Today on the Dr. K show Dr. Michael Karlfeldt is joined by Dana Hargus M.Ed.LPC. Dana traces her path from special education into counseling, driven by financial realities and a growing belief that conventional approaches were failing children with trauma. She recounts teaching, adopting children with special needs, and witnessing systemic gaps in juvenile settings, all of which pushed her toward solutions that could produce meaningful, measurable healing rather than manage symptoms alone.

She critiques the child welfare and foster care landscape, describing how frequent placements compound trauma and instability. Dana argues for truly trauma-informed systems that prioritize safety, practicality, and the least invasive interventions, noting how resource constraints often force suboptimal decisions. The goal, she emphasizes, should be continuity and support that prevent further harm rather than repeated disruptions in a child’s life.

A centerpiece of her work is biofeedback—technology-assisted training that helps the brain establish healthier patterns by reinforcing desired states and extinguishing maladaptive ones. She explains how this can reset nervous-system responses, sometimes preparing individuals to benefit more from talk therapy than they otherwise would. Grounded in the science of neuroplasticity, the approach aims to reduce chronic fight/flight/freeze states that undermine learning, health, and behavior after trauma exposure.

Dana outlines her Restore Method, which integrates biofeedback, counseling, and practical daily interventions. The program typically includes a six-week at-home phase followed by a two-week intensive, addressing body, soul, and spirit while leveraging community support through Restore Plus. She also discusses adjunct techniques such as tapping for releasing energy blocks, and she highlights the importance of addressing attachment—both early-life bonding and “earned” secure attachment in adulthood—as a foundation for relational and emotional stability.

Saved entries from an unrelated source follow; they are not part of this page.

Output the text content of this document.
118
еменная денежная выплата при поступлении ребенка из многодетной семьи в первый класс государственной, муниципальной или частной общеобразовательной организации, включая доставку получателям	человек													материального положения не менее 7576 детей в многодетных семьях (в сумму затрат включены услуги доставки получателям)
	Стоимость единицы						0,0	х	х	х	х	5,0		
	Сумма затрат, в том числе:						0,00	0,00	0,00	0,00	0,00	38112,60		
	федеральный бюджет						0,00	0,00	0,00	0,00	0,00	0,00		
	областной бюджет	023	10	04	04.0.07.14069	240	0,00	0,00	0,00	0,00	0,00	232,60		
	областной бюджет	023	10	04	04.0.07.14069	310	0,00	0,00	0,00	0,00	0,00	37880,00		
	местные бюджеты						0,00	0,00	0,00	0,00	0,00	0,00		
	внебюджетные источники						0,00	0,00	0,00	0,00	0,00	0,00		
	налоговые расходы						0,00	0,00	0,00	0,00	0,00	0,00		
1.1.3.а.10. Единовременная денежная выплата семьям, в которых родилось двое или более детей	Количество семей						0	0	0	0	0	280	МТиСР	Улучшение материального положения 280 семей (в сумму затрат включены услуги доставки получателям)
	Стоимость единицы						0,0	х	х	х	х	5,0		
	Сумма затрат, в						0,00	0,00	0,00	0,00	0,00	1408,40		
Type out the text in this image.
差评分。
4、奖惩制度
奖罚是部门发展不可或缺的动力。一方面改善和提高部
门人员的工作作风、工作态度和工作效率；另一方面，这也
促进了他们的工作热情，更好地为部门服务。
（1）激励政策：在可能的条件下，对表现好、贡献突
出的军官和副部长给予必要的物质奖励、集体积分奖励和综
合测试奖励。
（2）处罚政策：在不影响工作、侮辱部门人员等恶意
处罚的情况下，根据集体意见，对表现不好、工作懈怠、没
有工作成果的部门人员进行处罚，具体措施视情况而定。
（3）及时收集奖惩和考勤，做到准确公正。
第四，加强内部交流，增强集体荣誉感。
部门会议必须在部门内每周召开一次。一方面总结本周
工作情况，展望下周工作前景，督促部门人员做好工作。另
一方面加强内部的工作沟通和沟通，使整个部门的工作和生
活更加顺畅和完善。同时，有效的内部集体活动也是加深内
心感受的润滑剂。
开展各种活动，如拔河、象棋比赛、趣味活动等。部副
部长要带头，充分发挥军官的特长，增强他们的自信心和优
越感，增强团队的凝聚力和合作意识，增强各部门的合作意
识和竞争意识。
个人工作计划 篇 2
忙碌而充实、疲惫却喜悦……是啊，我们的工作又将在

Finally, she underscores lifestyle as mental-health infrastructure: nutrition, sleep, and reducing stimulants like sugar and caffeine are presented as nonnegotiables, particularly given the gut-brain connection. Looking systemically, Dana calls for policies and practices that keep children safely with their families whenever possible, offering practical supports that prevent the churn of placements. Her thesis is clear: a compassionate, evidence-aligned ecosystem—combining physiological regulation, counseling, and everyday habits—can better serve children and families than medication-first, placement-heavy defaults.